Le meurtrier Christian Pépin a été condamné vendredi à la prison à vie sans possibilité de libération conditionnelle avant 25 ans pour avoir froidement assassiné un codétenu avec un crayon Bic. Une peine toutefois symbolique, puisque le dangereux assassin a déjà été condamné à la prison à vie pour les meurtres sordides de sa mère et de sa grand-mère.

Louis-Samuel Perron Louis-Samuel Perron
La Presse

« Je l’ai tué, point final, anyway, je ne sors pas déjà, ça ne change rien », avait affirmé Christian Pépin à un agent des services correctionnels, alors qu’il était toujours au-dessus de la victime, stylo à la main. « M’a le prendre le shift, je sors plus moé. J’ai fait la job comme un grand », avait-il affirmé plus tard.

Dans les faits, ce troisième meurtre ne change en effet rien à la peine de Christian Pépin, qui demeure détenu à perpétuité tout en gardant une mince chance d’être libéré au terme de 25 années d’incarcération.

La Couronne demandait initialement d’additionner la peine de Christian Pépin pour établir à 50 ans son admissibilité à la libération conditionnelle. Or, la Cour d’appel du Québec dans le dossier d’Alexandre Bissonnette a « scellé le sort » de la demande de la Couronne, a déclaré vendredi le juge Michel Pennou. Le plus haut tribunal de la province a déclaré inconstitutionnelle cette disposition du Code criminel – une décision qui sera étudiée en Cour suprême.

En avril 2018, Christian Pépin est détenu dans l’aile psychiatrique de l’établissement Archambault. L’un de ses voisins de cellule est Keven Paillé, un criminel extrêmement violent déclaré délinquant dangereux et condamné à une peine à durée indéterminée pour avoir poignardé des quidams avec un couteau à steak.

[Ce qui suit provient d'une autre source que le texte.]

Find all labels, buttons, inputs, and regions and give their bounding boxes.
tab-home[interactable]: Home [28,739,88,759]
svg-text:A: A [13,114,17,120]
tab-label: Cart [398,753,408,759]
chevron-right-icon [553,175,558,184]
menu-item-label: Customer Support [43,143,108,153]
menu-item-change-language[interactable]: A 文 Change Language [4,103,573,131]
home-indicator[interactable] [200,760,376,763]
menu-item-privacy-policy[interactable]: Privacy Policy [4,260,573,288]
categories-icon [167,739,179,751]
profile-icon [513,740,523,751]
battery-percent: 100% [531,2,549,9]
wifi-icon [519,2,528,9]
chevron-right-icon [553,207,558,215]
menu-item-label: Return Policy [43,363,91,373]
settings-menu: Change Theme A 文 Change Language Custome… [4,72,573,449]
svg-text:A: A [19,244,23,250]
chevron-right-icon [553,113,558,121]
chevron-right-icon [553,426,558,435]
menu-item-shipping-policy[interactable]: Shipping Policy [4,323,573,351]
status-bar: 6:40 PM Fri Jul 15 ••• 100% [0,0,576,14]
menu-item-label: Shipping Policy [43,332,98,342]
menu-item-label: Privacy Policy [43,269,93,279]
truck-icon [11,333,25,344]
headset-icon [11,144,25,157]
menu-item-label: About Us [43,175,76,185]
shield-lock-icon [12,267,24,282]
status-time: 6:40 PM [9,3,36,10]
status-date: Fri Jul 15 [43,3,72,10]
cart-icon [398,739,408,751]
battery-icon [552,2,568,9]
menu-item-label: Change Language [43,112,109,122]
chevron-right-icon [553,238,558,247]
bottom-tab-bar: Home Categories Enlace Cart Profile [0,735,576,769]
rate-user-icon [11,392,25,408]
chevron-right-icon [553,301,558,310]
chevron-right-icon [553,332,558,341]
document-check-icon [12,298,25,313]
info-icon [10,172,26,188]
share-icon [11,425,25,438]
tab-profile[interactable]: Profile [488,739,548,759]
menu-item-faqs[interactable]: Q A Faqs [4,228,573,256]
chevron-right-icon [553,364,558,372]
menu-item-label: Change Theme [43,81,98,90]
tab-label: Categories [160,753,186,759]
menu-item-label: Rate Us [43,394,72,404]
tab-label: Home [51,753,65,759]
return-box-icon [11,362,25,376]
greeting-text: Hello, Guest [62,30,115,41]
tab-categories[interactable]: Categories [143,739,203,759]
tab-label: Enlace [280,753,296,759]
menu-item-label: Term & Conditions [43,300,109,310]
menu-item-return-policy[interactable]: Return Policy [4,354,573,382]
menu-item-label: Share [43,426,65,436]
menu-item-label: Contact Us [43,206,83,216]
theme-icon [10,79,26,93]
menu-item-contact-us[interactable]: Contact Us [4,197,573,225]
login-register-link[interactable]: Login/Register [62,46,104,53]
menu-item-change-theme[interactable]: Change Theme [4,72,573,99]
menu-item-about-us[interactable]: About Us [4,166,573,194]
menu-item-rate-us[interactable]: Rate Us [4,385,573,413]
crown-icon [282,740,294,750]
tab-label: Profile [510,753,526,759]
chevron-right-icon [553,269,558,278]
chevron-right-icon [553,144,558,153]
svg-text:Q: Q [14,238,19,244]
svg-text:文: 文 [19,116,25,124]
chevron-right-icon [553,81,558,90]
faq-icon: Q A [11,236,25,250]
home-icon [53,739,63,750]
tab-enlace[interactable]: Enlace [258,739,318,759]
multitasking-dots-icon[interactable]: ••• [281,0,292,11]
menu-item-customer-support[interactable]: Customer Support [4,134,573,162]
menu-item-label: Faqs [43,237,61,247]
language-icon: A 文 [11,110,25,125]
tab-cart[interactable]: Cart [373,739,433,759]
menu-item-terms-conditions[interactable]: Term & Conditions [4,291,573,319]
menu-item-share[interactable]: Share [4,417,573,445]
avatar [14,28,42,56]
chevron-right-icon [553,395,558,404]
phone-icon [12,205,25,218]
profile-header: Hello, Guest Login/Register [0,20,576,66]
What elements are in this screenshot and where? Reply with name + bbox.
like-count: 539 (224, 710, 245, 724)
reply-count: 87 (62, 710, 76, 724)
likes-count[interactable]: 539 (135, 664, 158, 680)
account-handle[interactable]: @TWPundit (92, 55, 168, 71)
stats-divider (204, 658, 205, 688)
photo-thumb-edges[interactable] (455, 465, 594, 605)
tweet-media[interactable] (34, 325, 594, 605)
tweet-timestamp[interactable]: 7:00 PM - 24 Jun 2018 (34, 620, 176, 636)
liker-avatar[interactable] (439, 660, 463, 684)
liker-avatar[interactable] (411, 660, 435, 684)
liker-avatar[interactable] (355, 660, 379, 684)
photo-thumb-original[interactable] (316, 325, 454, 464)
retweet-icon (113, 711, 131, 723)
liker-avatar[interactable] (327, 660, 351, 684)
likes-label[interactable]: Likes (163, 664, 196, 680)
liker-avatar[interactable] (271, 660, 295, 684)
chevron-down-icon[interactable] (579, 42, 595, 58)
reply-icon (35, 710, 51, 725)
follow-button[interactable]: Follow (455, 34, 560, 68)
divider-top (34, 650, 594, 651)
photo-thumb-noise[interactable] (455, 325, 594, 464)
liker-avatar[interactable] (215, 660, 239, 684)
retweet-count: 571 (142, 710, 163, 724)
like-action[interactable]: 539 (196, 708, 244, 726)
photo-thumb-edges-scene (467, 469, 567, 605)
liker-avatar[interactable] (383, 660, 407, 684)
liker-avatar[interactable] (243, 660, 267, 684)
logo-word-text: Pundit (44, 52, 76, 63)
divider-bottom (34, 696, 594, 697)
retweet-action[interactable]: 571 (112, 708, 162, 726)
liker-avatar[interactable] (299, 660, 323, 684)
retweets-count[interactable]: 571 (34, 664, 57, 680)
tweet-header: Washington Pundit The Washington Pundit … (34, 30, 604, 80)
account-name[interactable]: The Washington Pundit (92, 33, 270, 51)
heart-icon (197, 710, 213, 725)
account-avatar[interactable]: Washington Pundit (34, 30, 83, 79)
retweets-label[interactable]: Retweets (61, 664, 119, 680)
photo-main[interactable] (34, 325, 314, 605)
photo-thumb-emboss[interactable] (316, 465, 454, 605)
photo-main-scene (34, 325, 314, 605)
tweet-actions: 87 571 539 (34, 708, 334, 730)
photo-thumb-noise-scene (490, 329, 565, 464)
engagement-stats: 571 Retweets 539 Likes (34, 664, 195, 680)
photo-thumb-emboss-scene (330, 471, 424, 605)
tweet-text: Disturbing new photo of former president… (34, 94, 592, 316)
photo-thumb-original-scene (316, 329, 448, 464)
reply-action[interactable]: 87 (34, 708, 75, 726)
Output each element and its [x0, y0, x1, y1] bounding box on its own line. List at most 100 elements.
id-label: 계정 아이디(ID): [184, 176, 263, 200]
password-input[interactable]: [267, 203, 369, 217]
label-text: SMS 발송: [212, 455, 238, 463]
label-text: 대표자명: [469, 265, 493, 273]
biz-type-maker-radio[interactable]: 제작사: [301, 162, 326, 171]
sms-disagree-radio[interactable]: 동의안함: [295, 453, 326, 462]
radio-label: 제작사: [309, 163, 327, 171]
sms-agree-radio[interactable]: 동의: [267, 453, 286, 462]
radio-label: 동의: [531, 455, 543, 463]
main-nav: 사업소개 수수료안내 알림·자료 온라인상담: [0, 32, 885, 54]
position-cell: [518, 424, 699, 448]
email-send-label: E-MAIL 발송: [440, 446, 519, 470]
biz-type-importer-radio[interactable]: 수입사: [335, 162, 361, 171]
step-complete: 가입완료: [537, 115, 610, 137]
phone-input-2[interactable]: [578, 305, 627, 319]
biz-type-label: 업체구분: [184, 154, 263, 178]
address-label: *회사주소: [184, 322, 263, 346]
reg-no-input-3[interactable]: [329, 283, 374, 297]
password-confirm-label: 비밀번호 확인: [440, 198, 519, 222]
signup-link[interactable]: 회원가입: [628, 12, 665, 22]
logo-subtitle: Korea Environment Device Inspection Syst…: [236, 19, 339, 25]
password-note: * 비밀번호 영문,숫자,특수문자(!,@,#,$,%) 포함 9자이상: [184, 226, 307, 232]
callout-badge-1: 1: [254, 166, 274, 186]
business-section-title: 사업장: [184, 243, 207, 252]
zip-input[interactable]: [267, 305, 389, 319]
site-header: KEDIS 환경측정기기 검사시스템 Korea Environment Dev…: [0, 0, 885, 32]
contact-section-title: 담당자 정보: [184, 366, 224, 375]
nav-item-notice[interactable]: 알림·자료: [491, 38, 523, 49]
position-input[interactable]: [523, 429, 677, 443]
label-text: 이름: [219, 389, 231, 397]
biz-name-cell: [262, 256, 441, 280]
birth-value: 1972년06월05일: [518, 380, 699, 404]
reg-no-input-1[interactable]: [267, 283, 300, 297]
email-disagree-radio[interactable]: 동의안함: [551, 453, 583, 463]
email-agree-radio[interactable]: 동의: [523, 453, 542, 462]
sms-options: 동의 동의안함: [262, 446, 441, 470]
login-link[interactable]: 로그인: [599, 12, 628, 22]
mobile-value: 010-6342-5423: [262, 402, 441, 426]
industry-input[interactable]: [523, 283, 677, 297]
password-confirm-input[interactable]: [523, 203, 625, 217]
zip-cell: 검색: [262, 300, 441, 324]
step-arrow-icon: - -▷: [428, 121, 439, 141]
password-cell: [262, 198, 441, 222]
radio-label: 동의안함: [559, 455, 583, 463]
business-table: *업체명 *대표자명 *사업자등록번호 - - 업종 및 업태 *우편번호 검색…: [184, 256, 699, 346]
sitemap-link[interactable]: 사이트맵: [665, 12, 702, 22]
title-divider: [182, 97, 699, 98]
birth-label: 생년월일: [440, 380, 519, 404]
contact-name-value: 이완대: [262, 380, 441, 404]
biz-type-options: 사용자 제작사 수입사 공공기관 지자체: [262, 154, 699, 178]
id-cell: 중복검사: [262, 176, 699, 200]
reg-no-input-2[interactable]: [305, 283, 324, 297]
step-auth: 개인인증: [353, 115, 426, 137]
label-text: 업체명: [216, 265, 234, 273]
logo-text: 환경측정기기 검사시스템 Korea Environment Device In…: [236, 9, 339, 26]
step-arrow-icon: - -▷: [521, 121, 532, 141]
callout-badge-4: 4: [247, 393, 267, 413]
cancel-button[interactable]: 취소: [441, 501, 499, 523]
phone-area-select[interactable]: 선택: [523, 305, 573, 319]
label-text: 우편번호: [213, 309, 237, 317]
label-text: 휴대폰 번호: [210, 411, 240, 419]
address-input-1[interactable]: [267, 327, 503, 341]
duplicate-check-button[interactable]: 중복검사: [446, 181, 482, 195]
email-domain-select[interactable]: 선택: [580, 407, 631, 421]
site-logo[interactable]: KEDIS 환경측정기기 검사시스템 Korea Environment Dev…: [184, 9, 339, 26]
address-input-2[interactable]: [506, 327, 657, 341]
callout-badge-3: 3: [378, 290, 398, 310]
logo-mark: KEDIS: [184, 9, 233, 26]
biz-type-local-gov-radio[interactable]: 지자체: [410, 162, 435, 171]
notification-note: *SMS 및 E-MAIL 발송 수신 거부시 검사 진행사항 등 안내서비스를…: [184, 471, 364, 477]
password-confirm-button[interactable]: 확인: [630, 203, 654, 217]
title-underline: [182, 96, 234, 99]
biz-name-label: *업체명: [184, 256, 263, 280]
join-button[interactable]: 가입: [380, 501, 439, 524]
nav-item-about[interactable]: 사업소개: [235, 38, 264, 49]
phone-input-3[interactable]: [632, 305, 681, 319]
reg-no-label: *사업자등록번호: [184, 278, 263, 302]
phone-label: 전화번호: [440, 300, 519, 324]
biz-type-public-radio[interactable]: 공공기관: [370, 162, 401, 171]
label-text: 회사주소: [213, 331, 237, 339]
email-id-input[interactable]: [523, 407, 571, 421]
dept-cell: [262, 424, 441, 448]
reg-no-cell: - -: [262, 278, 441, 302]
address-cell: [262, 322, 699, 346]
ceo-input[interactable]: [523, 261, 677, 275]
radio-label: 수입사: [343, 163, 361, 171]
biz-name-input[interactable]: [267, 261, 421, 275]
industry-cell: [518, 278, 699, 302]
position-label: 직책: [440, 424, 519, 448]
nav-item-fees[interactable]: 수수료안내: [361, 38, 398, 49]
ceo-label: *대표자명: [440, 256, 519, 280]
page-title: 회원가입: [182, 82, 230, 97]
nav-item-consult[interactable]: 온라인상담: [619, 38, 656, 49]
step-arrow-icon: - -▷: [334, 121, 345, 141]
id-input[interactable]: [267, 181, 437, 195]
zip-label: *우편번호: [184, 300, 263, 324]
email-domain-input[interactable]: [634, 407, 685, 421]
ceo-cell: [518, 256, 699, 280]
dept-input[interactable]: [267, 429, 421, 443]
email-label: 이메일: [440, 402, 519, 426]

Lorsqu’un codétenu dit à Christian Pépin que Keven Paillé est un « pédo », le meurtrier se rend dans la cellule de la victime et l’attaque avec un crayon. Keven Paillé n’est toutefois pas mort des 41 coups de crayon « Bic », mais plutôt par étranglement. Christian Pépin a d’ailleurs les mains sur le cou de la victime lorsqu’un codétenu lui dit que c’est une « joke » et que Paillé n’est pas un pédophile.

PHOTO STEPHÉNE LESSARD, ARCHIVES LE NOUVELLISTE

Keven Paillé

Après son arrestation, Christian Pépin dit à un agent correctionnel qu’il réclamait de l’aide depuis 35 jours. « Ça change quoi, ça change rien, on me voit entrer et sortir de sa cellule sur les caméras », affirme-t-il. Plus tard, Christian Pépin crie à des codétenus qu’il va « dormir sur [ses] deux oreilles » cette nuit-là.

« Je vous souhaite une amorce de guérison. » C’est ce que le juge Marc David avait déclaré un mois plus tôt en le condamnant à la prison vie pour les meurtres de sa mère et de sa grand-mère. Dans cette audience surréaliste, Christian Pépin avait menacé de mort ses proches dans la salle d’audience et avait révélé de troublants secrets de famille en vociférant. Il n’avait d’ailleurs pas caché son intention de s’en prendre à des pédophiles en prison.

Christian Pépin a poignardé sa mère, Diane Champagne, 55 ans, et sa grand-mère, Paulette Robidoux, qui souffrait d’alzheimer, le 3 décembre 2017, dans l’est de Montréal. Sa mère, avec qui il habitait, l’avait rabroué pour avoir refusé de faire le sapin de Noël familial. Il sortait d’une peine d’environ 10 ans de pénitencier pour des agressions violentes sur des inconnus et des codétenus.

PHOTO TIRÉE DE FACEBOOK

Diane Champagne

MClaudia Carbonneau et MFanny Dubois-Grondin ont représenté le ministère public dans le présent dossier, alors que l’accusé était défendu par MKaven Morasse.